Die nächste Xbox-Generation könnte mehr sein als nur eine einzelne Konsole unter dem Fernseher. Laut Berichten von Windows-ZentraleMicrosoft installierte Pläne für die nächste Xbox-Generation im Jahr 2027Die größte Veränderung dürfte jedoch darin liegen, wie es gebaut wird und wer es baut.

Statt eines einheitlichen, festen Designs verfolgt Microsoft Berichten zufolge einen PC-ähnlichen Ansatz, bei dem traditionelle Partner (wie ASUS und Lenovo) ihre eigenen Xbox-Konsolen unter ihrer Marke auf den Markt bringen könnten. Man kann sich das wie Angebote in verschiedenen Größen, Leistungsstufen und Preisklassen vorstellen. Ein Modell könnte klein oder handlich sein, ein anderes ein Hochleistungsgerät, während Microsoft die Regeln für Plattform und Software festlegt. Anders ausgedrückt: Xbox könnte sich von einem einzelnen Gerät hin zu einem Ökosystem entwickeln.

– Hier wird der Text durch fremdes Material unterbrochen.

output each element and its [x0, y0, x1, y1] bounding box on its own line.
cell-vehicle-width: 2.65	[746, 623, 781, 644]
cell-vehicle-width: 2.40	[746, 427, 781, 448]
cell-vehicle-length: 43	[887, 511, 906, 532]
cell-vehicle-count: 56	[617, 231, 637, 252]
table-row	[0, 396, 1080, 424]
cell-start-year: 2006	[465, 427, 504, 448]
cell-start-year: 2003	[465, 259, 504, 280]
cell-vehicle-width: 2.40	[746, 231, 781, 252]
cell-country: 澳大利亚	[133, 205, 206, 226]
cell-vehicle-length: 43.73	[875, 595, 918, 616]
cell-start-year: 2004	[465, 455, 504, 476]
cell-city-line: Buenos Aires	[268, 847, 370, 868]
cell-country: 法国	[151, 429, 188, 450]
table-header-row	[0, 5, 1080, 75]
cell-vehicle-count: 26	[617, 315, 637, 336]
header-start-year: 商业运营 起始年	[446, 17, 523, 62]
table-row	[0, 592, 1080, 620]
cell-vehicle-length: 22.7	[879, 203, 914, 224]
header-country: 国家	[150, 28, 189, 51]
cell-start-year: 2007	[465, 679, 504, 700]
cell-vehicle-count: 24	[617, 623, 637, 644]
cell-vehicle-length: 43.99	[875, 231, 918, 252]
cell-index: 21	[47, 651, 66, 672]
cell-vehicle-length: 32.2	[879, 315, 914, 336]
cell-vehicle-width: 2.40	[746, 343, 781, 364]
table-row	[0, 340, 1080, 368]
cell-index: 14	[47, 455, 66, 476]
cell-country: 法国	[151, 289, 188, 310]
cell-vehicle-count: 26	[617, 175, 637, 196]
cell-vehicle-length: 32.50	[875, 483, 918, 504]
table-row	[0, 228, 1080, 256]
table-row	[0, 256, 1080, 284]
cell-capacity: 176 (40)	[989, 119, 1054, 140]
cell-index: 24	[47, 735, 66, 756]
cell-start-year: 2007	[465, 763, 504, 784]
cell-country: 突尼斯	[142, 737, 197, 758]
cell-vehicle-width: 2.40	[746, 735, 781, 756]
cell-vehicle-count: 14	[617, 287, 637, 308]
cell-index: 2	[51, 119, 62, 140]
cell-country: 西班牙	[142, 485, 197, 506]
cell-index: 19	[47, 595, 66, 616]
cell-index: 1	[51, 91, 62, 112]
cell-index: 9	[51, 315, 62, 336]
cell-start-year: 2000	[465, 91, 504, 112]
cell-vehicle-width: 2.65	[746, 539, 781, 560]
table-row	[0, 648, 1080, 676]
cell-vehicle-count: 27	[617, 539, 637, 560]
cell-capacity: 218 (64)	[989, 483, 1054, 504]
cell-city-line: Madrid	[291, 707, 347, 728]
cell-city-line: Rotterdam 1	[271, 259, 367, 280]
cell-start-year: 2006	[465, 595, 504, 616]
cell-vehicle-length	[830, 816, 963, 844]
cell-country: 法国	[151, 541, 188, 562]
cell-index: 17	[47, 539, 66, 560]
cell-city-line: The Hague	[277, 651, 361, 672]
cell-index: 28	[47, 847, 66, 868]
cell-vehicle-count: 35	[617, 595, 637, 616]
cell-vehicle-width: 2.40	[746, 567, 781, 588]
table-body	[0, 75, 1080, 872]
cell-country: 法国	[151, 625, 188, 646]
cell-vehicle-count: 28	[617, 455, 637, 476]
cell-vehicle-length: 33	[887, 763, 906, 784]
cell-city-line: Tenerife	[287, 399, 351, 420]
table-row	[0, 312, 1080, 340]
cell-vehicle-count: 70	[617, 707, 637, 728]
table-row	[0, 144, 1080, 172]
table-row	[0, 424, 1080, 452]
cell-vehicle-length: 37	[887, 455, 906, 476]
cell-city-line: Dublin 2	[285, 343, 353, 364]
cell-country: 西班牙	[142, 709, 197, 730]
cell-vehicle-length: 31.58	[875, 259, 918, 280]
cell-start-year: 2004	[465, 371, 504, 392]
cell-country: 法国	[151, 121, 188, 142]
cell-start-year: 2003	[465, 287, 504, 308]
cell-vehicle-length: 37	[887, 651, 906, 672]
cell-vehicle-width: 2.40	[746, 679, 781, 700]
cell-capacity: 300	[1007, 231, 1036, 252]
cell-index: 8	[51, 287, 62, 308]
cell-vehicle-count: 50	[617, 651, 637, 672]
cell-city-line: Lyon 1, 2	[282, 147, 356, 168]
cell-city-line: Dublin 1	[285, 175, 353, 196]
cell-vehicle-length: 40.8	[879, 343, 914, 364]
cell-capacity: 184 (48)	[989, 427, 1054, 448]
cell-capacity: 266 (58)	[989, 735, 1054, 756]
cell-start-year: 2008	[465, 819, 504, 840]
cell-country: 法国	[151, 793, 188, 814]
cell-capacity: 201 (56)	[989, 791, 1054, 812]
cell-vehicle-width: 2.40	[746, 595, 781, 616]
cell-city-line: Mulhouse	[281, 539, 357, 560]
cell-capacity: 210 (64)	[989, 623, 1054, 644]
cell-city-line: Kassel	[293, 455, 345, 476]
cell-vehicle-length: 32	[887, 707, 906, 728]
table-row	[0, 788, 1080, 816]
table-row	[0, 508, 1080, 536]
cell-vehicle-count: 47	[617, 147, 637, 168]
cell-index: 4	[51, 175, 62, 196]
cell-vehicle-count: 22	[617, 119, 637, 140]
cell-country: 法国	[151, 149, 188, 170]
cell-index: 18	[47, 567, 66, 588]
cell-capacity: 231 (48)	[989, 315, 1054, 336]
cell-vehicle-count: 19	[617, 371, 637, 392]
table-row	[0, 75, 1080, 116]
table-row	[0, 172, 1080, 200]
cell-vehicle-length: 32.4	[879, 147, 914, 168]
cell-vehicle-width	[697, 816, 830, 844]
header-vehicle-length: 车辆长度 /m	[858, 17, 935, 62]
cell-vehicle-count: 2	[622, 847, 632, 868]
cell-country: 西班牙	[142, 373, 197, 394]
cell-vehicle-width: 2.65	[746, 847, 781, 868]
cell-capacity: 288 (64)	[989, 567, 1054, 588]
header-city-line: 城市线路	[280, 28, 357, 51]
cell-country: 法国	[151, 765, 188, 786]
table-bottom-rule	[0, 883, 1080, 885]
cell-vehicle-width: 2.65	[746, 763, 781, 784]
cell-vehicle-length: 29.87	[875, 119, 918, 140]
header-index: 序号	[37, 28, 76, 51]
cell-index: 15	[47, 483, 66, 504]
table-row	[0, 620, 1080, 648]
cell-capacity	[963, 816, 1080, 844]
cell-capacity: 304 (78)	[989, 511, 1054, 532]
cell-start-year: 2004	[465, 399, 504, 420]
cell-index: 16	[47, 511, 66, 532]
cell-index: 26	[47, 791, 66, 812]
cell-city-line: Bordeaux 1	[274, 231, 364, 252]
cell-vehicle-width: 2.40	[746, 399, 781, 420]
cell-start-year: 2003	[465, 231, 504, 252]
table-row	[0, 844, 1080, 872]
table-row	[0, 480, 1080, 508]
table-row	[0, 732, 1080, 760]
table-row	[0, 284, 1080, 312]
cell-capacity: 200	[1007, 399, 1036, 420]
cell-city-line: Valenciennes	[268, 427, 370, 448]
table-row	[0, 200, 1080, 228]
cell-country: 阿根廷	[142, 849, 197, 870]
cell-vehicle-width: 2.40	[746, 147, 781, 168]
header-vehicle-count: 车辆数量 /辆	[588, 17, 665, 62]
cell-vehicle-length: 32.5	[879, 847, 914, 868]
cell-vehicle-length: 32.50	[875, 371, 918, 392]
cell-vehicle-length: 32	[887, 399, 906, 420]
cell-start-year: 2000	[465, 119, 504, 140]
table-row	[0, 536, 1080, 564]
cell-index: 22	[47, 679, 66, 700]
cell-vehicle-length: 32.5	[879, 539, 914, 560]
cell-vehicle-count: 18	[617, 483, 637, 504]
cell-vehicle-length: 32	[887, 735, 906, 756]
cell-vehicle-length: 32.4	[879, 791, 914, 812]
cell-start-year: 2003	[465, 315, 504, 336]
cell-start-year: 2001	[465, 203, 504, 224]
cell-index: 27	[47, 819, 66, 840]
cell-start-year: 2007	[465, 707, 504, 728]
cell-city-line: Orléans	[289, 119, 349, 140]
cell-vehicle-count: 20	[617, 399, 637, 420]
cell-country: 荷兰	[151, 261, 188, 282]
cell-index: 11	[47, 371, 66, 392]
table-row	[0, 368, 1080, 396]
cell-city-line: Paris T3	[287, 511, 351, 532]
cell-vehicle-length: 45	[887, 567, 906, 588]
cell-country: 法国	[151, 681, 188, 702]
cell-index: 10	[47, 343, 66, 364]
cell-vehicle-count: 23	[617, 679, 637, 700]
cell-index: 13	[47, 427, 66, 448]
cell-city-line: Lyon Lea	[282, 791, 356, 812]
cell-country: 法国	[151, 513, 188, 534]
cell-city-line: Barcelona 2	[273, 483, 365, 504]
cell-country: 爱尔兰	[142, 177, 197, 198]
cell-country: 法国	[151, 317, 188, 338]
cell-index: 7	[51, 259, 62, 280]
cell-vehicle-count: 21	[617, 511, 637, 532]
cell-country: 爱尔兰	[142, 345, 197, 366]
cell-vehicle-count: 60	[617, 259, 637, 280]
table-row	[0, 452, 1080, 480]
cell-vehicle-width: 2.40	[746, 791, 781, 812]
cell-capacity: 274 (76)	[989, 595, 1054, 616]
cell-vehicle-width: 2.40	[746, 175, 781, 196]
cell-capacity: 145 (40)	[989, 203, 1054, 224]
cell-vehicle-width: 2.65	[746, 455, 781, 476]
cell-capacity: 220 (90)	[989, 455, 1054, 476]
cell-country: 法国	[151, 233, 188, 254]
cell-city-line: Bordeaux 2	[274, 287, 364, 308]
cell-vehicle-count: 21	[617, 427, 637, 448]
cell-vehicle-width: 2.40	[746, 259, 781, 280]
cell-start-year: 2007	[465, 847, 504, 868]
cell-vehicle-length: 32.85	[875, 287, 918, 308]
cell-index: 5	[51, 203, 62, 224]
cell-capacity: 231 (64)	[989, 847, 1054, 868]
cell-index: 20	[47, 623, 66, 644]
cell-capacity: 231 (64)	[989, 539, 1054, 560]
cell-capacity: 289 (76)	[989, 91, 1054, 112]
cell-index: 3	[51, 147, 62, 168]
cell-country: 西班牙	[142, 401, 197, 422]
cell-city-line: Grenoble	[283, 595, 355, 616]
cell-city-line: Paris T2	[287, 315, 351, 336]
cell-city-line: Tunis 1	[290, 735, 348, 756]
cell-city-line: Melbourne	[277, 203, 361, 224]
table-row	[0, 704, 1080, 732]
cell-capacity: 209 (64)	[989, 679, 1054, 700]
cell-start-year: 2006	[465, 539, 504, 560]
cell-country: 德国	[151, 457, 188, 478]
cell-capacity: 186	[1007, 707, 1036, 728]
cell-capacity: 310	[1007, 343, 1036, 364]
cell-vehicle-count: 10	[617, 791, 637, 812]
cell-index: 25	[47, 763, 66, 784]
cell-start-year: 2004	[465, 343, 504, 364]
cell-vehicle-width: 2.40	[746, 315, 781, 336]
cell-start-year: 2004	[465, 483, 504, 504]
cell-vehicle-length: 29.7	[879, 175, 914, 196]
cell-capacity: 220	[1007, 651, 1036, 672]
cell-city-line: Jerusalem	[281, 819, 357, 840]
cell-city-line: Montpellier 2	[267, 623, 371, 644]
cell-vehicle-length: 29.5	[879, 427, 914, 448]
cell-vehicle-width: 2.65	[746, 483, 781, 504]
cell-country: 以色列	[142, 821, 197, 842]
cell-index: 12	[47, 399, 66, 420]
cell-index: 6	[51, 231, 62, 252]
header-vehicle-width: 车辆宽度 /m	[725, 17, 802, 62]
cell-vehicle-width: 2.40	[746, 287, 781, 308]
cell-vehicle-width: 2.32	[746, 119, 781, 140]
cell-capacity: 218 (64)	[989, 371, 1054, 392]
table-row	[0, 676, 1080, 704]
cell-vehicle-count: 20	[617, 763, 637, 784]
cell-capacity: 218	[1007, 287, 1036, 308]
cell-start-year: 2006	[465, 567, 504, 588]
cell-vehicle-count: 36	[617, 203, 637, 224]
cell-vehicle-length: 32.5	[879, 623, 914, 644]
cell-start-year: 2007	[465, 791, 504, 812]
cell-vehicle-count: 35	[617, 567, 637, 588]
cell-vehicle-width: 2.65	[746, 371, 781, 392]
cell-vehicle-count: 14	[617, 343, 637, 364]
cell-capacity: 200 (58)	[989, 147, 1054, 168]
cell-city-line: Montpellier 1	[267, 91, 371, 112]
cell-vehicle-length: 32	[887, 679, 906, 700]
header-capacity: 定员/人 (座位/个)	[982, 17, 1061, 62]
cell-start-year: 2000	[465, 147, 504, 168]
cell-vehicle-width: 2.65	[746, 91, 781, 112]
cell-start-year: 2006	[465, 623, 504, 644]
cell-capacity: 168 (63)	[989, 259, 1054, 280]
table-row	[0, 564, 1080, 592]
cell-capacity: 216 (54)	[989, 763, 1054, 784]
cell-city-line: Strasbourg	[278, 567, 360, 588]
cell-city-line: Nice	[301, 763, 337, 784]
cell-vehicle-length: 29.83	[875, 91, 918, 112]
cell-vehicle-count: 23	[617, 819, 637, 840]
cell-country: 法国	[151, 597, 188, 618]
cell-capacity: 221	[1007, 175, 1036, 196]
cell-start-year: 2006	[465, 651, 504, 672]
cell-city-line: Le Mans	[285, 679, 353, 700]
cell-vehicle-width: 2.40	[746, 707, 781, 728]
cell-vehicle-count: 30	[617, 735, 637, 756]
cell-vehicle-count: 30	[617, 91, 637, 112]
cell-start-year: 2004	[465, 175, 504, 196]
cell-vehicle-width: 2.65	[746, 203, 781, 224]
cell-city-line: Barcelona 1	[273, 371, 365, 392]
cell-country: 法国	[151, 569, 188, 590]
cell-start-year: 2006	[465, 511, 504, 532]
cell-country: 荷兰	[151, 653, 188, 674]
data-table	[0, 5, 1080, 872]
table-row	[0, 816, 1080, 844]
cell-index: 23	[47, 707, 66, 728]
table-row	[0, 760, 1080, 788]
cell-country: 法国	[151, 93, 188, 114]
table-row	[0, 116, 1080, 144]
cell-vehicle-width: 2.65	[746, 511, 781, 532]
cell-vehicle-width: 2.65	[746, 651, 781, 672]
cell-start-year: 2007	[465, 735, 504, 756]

Was ist der Kern von Windows 11?
Frühere Berichte deuten darauf hin, dass Microsoft zukünftige Xbox-Konsolen stark auf Windows 11 ausrichten möchte, um die gemeinsame Nutzung von Stores, Bibliotheken und Entwicklungstools über Konsolen, Mobilgeräte und PCs hinweg zu vereinfachen. Erste Anzeichen dieser Strategie gab es bereits bei … ROG Xbox AllyEs handelt sich um ein in Zusammenarbeit mit ASUS entwickeltes tragbares Gerät. Es läuft mit Windows 11, startet aber zunächst mit einem Xbox-Vollbildmodus und verwandelt sich erst beim manuellen Einschalten in einen vollwertigen Desktop. Dies bringt jedoch auch einige PC-typische Schwächen mit sich, von umständlicher Navigation bis hin zu übermäßiger Leistung. Microsoft arbeitet Berichten zufolge an der Behebung dieser Probleme und entwickelt bis zur Veröffentlichung der Hardware im Jahr 2027 ein flüssigeres, kontrollierteres und konsolenähnliches Benutzererlebnis.

Hinzu kommt die Preisgestaltung. Aufgrund explodierender Speicherkosten und KI-bedingter Lieferkettenprobleme dürfte die Xbox der nächsten Generation nicht gerade günstig ausfallen. Schätzungen zufolge könnten Premium-Modelle 800 oder sogar 1000 US-Dollar kosten. Das mag zunächst viel erscheinen, doch Microsofts Strategie, mehrere Geräte zu vermarkten, könnte den Preis etwas abfedern, da neben den Premium-Modellen auch günstigere Alternativen von Partnern erhältlich sein werden.

Der positive Aspekt ist die Langlebigkeit. Selbst wenn neuere Konsolen teurer und PC-ähnlicher werden, ist es unwahrscheinlich, dass die Xbox Series X und Series S in absehbarer Zeit eingestellt werden. Man kann mit längeren Supportzyklen rechnen und damit, dass Entwickler weiterhin Spiele für die aktuelle Konsolengeneration veröffentlichen, anstatt alle zum sofortigen Upgrade zu zwingen. Kurz gesagt: In der nächsten Xbox-Ära geht es vielleicht nicht darum, die Konsole von heute auf morgen zu ersetzen. Vielmehr geht es um Wahlfreiheit: Man wählt Leistung, Preis und Formfaktor, die am besten zum eigenen Setup passen, und kann so oder so weiterspielen.